Data Model Selection

Data Model Selection

Before importing data to IoTDB, we first select the appropriate data storage model according to the sample data, and then create the storage group and timeseries using SET STORAGE GROUP statement and CREATE TIMESERIES statement respectively.

Storage Model Selection

According to the data attribute layers described in sample data, we can express it as an attribute hierarchy structure based on the coverage of attributes and the subordinate relationship between them, as shown in Figure 3.1 below. Its hierarchical relationship is: power group layer - power plant layer - device layer - sensor layer. ROOT is the root node, and each node of sensor layer is called a leaf node. In the process of using IoTDB, you can directly connect the attributes on the path from ROOT node to each leaf node with “.”, thus forming the name of a timeseries in IoTDB. For example, The left-most path in Figure 3.1 can generate a timeseries named ROOT.ln.wf01.wt01.status.

Data Model Selection - 图1

Figure 3.1 Attribute hierarchy structure

After getting the name of the timeseries, we need to set up the storage group according to the actual scenario and scale of the data. Because in the scenario of this chapter data is usually arrived in the unit of groups (i.e., data may be across electric fields and devices), in order to avoid frequent switching of IO when writing data, and to meet the user’s requirement of physical isolation of data in the unit of groups, we set the storage group at the group layer.

Storage Group Creation

After selecting the storage model, according to which we can set up the corresponding storage group. The SQL statements for creating storage groups are as follows:

  1. IoTDB > set storage group to root.ln
  2. IoTDB > set storage group to root.sgcc

We can thus create two storage groups using the above two SQL statements.

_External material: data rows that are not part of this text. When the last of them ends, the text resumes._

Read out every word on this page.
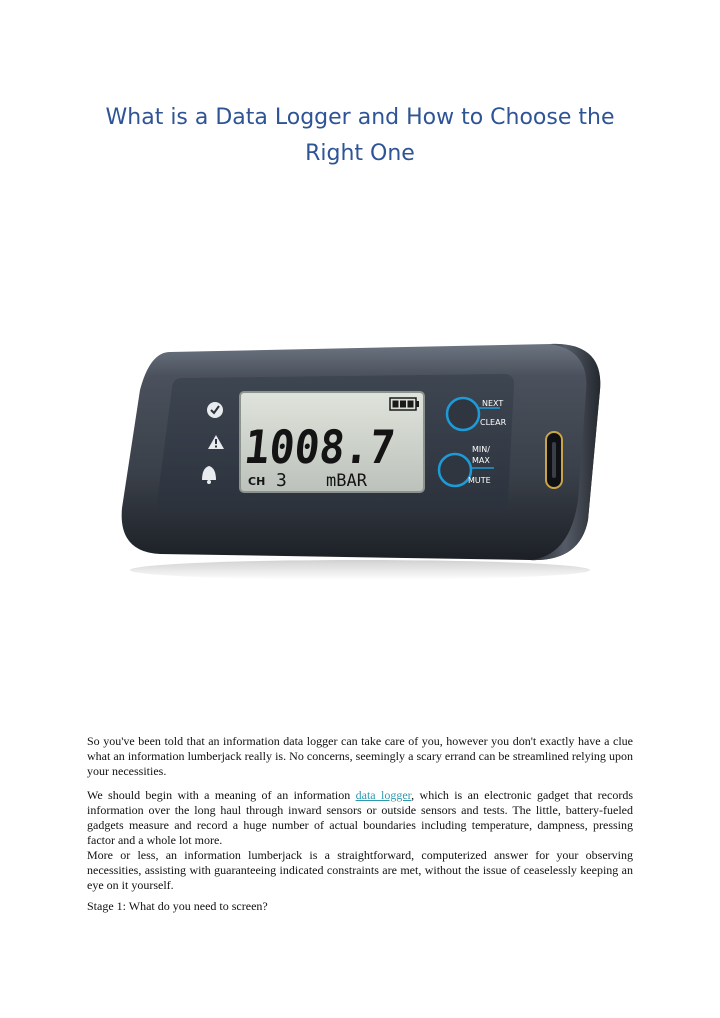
What is a Data Logger and How to Choose the
Right One
1008.7
CH 3 mBAR
NEXT
CLEAR
MIN/
MAX
MUTE

So you've been told that an information data logger can take care of you, however you don't exactly have a clue what an information lumberjack really is. No concerns, seemingly a scary errand can be streamlined relying upon your necessities.

We should begin with a meaning of an information data logger, which is an electronic gadget that records information over the long haul through inward sensors or outside sensors and tests. The little, battery-fueled gadgets measure and record a huge number of actual boundaries including temperature, dampness, pressing factor and a whole lot more.

More or less, an information lumberjack is a straightforward, computerized answer for your observing necessities, assisting with guaranteeing indicated constraints are met, without the issue of ceaselessly keeping an eye on it yourself.

Stage 1: What do you need to screen?
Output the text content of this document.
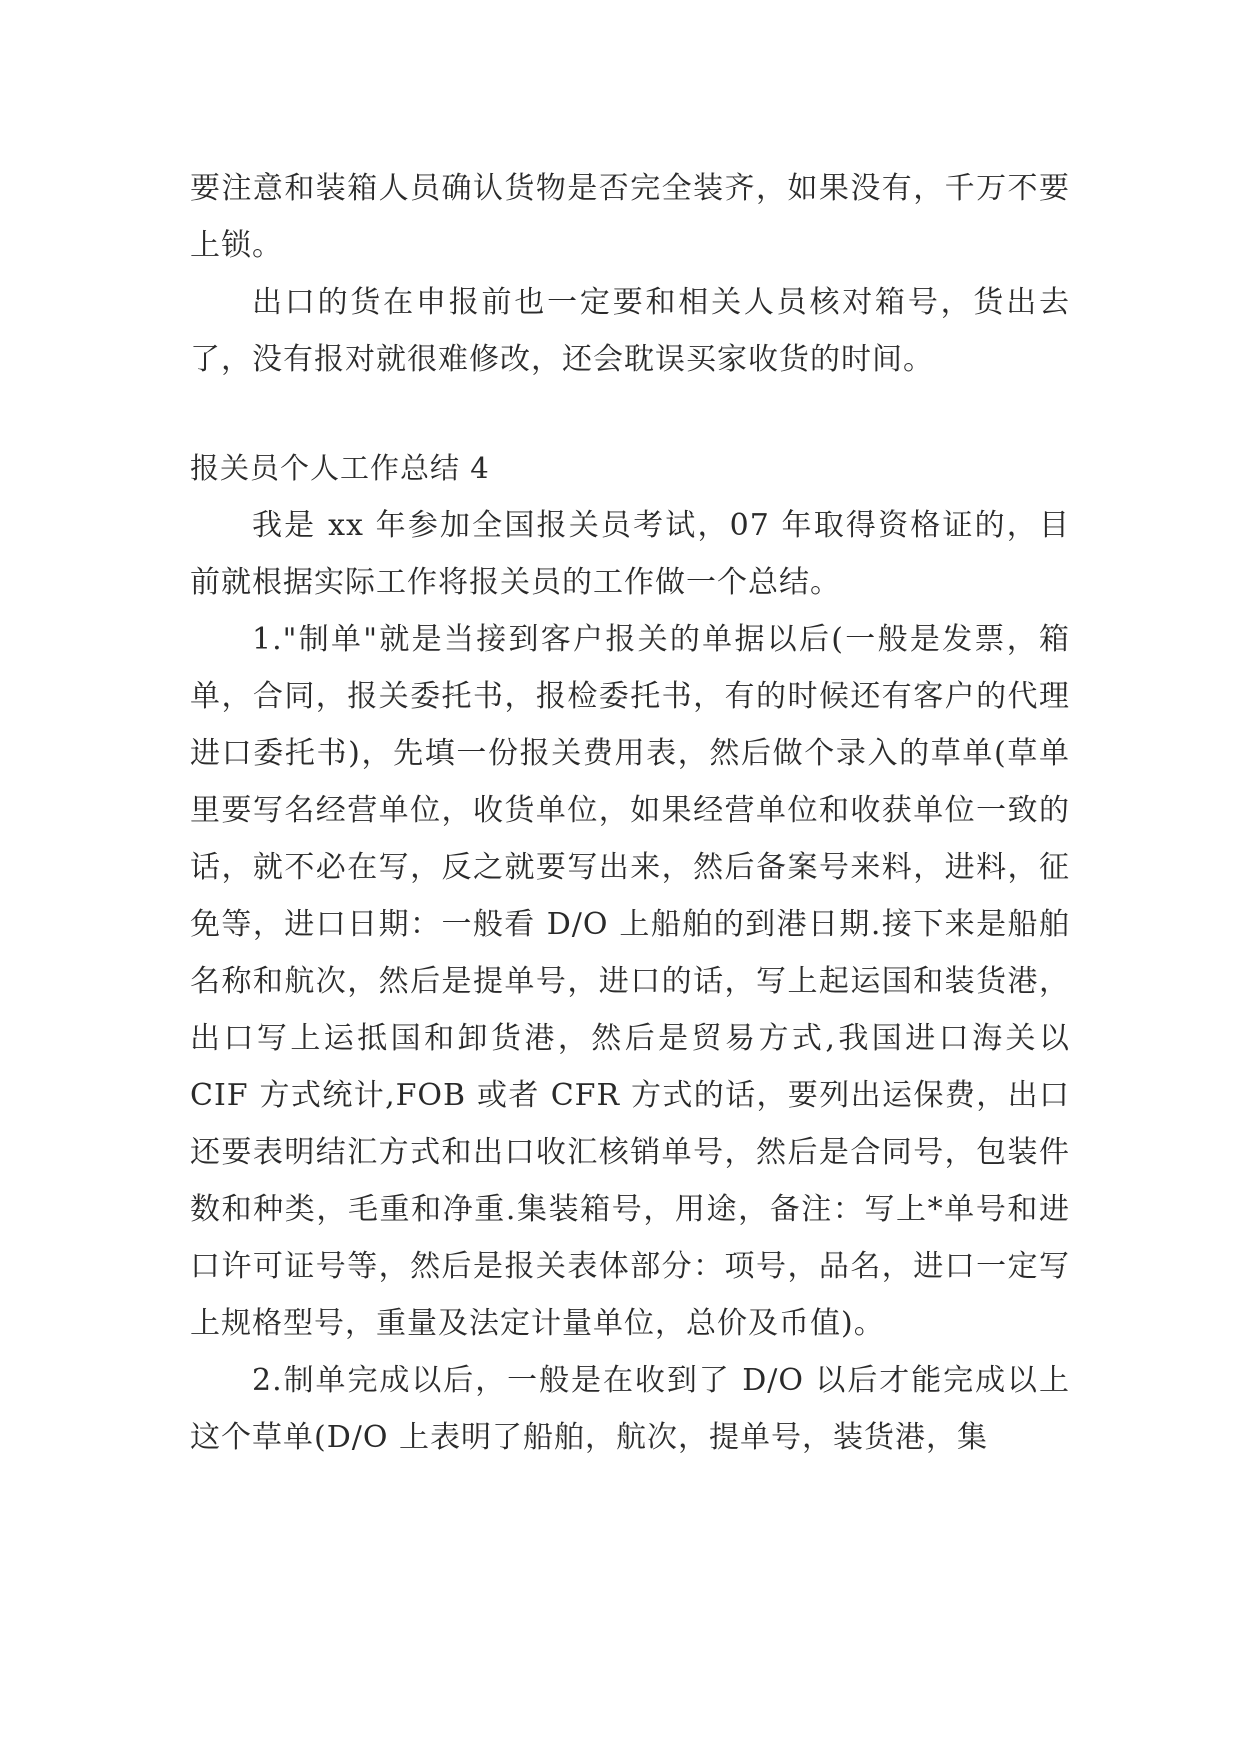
要注意和装箱人员确认货物是否完全装齐，如果没有，千万不要上锁。

出口的货在申报前也一定要和相关人员核对箱号，货出去了，没有报对就很难修改，还会耽误买家收货的时间。

报关员个人工作总结 4

我是 xx 年参加全国报关员考试，07 年取得资格证的，目前就根据实际工作将报关员的工作做一个总结。

1."制单"就是当接到客户报关的单据以后(一般是发票，箱单，合同，报关委托书，报检委托书，有的时候还有客户的代理进口委托书)，先填一份报关费用表，然后做个录入的草单(草单里要写名经营单位，收货单位，如果经营单位和收获单位一致的话，就不必在写，反之就要写出来，然后备案号来料，进料，征免等，进口日期：一般看 D/O 上船舶的到港日期.接下来是船舶名称和航次，然后是提单号，进口的话，写上起运国和装货港，出口写上运抵国和卸货港，然后是贸易方式,我国进口海关以 CIF 方式统计,FOB 或者 CFR 方式的话，要列出运保费，出口还要表明结汇方式和出口收汇核销单号，然后是合同号，包装件数和种类，毛重和净重.集装箱号，用途，备注：写上*单号和进口许可证号等，然后是报关表体部分：项号，品名，进口一定写上规格型号，重量及法定计量单位，总价及币值)。

2.制单完成以后，一般是在收到了 D/O 以后才能完成以上这个草单(D/O 上表明了船舶，航次，提单号，装货港，集
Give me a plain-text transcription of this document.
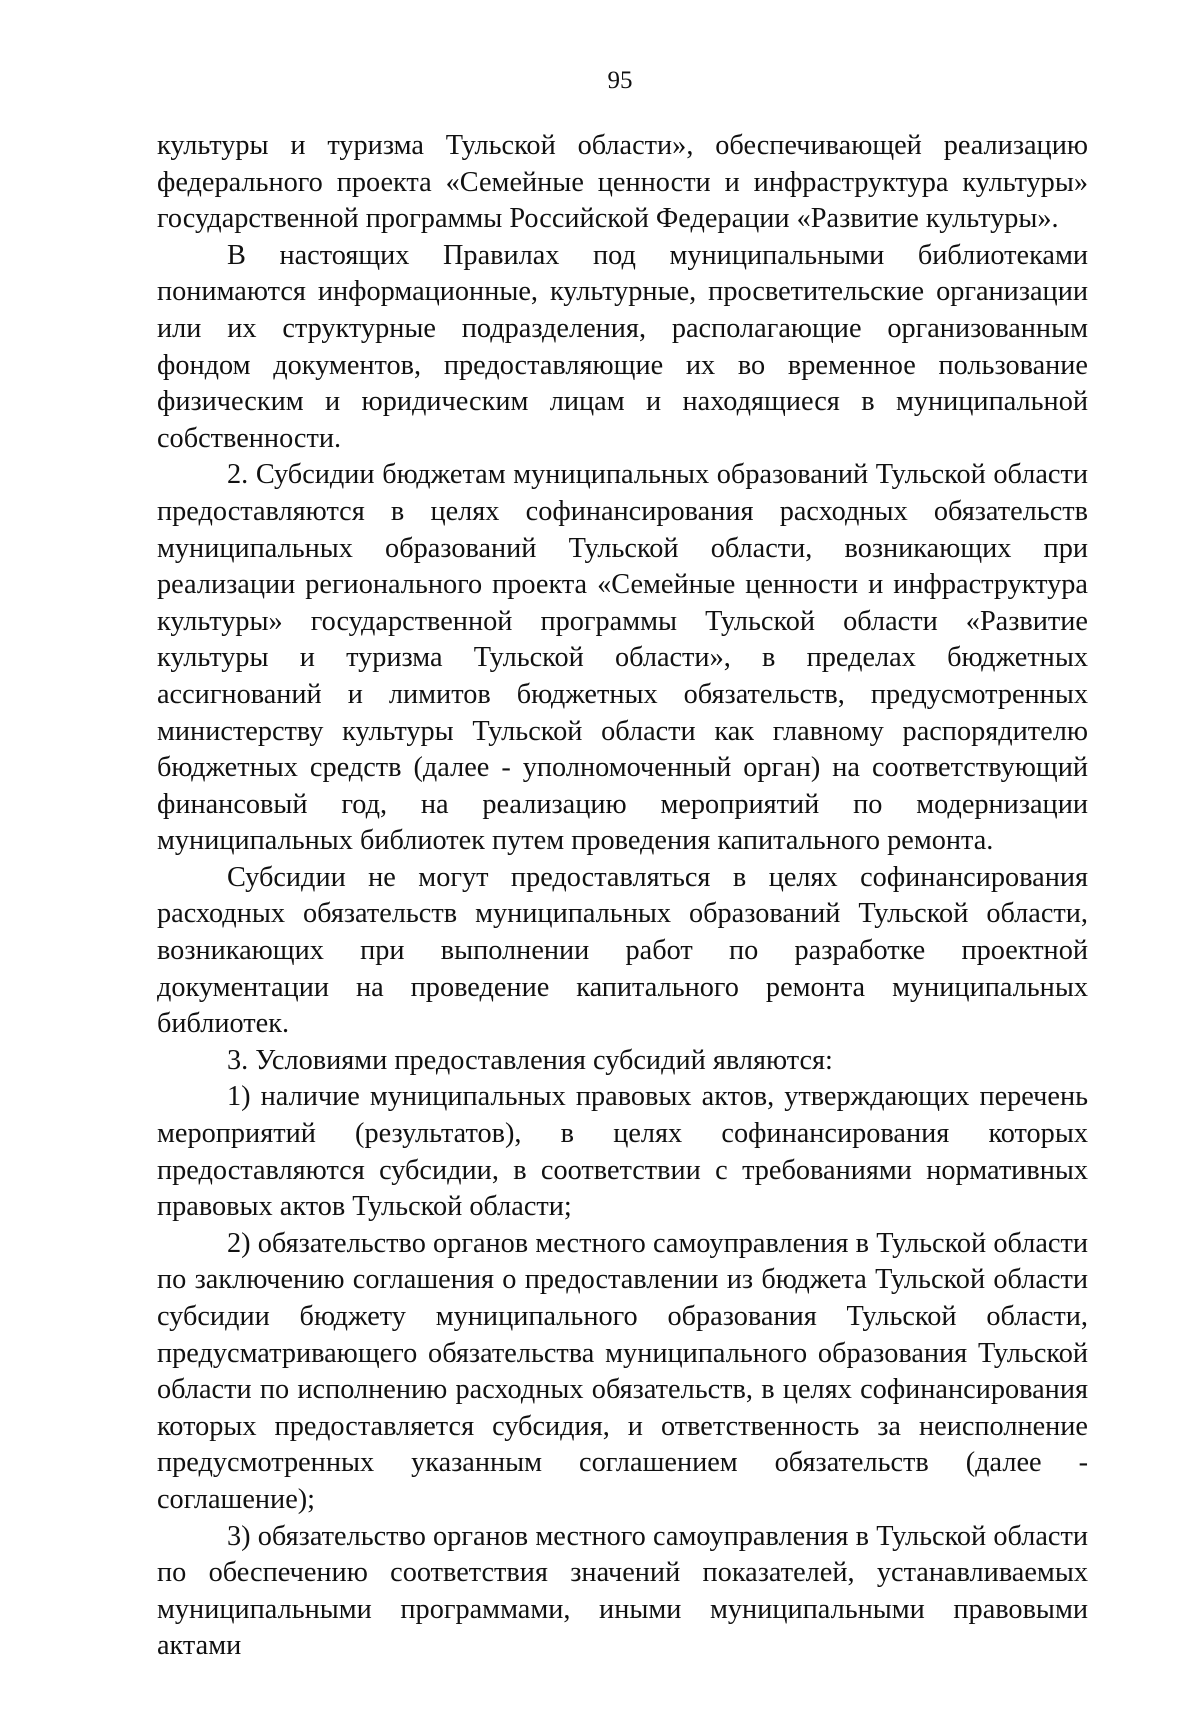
95

культуры и туризма Тульской области», обеспечивающей реализацию федерального проекта «Семейные ценности и инфраструктура культуры» государственной программы Российской Федерации «Развитие культуры».

В настоящих Правилах под муниципальными библиотеками понимаются информационные, культурные, просветительские организации или их структурные подразделения, располагающие организованным фондом документов, предоставляющие их во временное пользование физическим и юридическим лицам и находящиеся в муниципальной собственности.

2. Субсидии бюджетам муниципальных образований Тульской области предоставляются в целях софинансирования расходных обязательств муниципальных образований Тульской области, возникающих при реализации регионального проекта «Семейные ценности и инфраструктура культуры» государственной программы Тульской области «Развитие культуры и туризма Тульской области», в пределах бюджетных ассигнований и лимитов бюджетных обязательств, предусмотренных министерству культуры Тульской области как главному распорядителю бюджетных средств (далее - уполномоченный орган) на соответствующий финансовый год, на реализацию мероприятий по модернизации муниципальных библиотек путем проведения капитального ремонта.

Субсидии не могут предоставляться в целях софинансирования расходных обязательств муниципальных образований Тульской области, возникающих при выполнении работ по разработке проектной документации на проведение капитального ремонта муниципальных библиотек.

3. Условиями предоставления субсидий являются:

1) наличие муниципальных правовых актов, утверждающих перечень мероприятий (результатов), в целях софинансирования которых предоставляются субсидии, в соответствии с требованиями нормативных правовых актов Тульской области;

2) обязательство органов местного самоуправления в Тульской области по заключению соглашения о предоставлении из бюджета Тульской области субсидии бюджету муниципального образования Тульской области, предусматривающего обязательства муниципального образования Тульской области по исполнению расходных обязательств, в целях софинансирования которых предоставляется субсидия, и ответственность за неисполнение предусмотренных указанным соглашением обязательств (далее - соглашение);

3) обязательство органов местного самоуправления в Тульской области по обеспечению соответствия значений показателей, устанавливаемых муниципальными программами, иными муниципальными правовыми актами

It is worth noting that when the path itself or the parent/child layer of the path is already set as a storage group, the path is then not allowed to be set as a storage group. For example, it is not feasible to set root.ln.wf01 as a storage group when there exist two storage groups root.ln and root.sgcc. The system will give the corresponding error prompt as shown below:

  1. IoTDB> set storage group to root.ln.wf01
  2. Msg: org.apache.iotdb.exception.MetadataErrorException: org.apache.iotdb.exception.PathErrorException: The prefix of root.ln.wf01 has been set to the storage group.

Show Storage Group

After the storage group is created, we can use the SHOW STORAGE GROUP statement to view all the storage groups. The SQL statement is as follows:

  1. IoTDB> show storage group

The result is as follows:

Data Model Selection - 图2

Timeseries Creation

According to the storage model selected before, we can create corresponding timeseries in the two storage groups respectively. The SQL statements for creating timeseries are as follows:

  1. IoTDB > create timeseries root.ln.wf01.wt01.status with datatype=BOOLEAN,encoding=PLAIN
  2. IoTDB > create timeseries root.ln.wf01.wt01.temperature with datatype=FLOAT,encoding=RLE
  3. IoTDB > create timeseries root.ln.wf02.wt02.hardware with datatype=TEXT,encoding=PLAIN
  4. IoTDB > create timeseries root.ln.wf02.wt02.status with datatype=BOOLEAN,encoding=PLAIN
  5. IoTDB > create timeseries root.sgcc.wf03.wt01.status with datatype=BOOLEAN,encoding=PLAIN
  6. IoTDB > create timeseries root.sgcc.wf03.wt01.temperature with datatype=FLOAT,encoding=RLE

It is worth noting that when in the CRATE TIMESERIES statement the encoding method conflicts with the data type, the system will give the corresponding error prompt as shown below:

  1. IoTDB> create timeseries root.ln.wf02.wt02.status WITH DATATYPE=BOOLEAN, ENCODING=TS_2DIFF
  2. error: encoding TS_2DIFF does not support BOOLEAN

Please refer to Encoding for correspondence between data type and encoding.

Show Timeseries

Currently, IoTDB supports two ways of viewing timeseries:

  • SHOW TIMESERIES statement presents all timeseries information in JSON form
  • SHOW TIMESERIES <Path> statement returns all timeseries information and the total number of timeseries under the given <Path> in tabular form. timeseries information includes: timeseries path, storage group it belongs to, data type, encoding type. <Path> needs to be a prefix path or a path with star or a timeseries path. SQL statements are as follows:
  1. IoTDB> show timeseries root
  2. IoTDB> show timeseries root.ln

The results are shown below respectly:

Data Model Selection - 图3

Data Model Selection - 图4

It is worth noting that when the queried path does not exist, the system will return no timeseries.

Precautions

Version 0.8.2 imposes some limitations on the scale of data that users can operate:

Limit 1: Assuming that the JVM memory allocated to IoTDB at runtime is p and the user-defined size of data in memory written to disk (group_size_in_byte) is Q, then the number of storage groups should not exceed p/q.

Limit 2: The number of timeseries should not exceed the ratio of JVM memory allocated to IoTDB at run time to 20KB.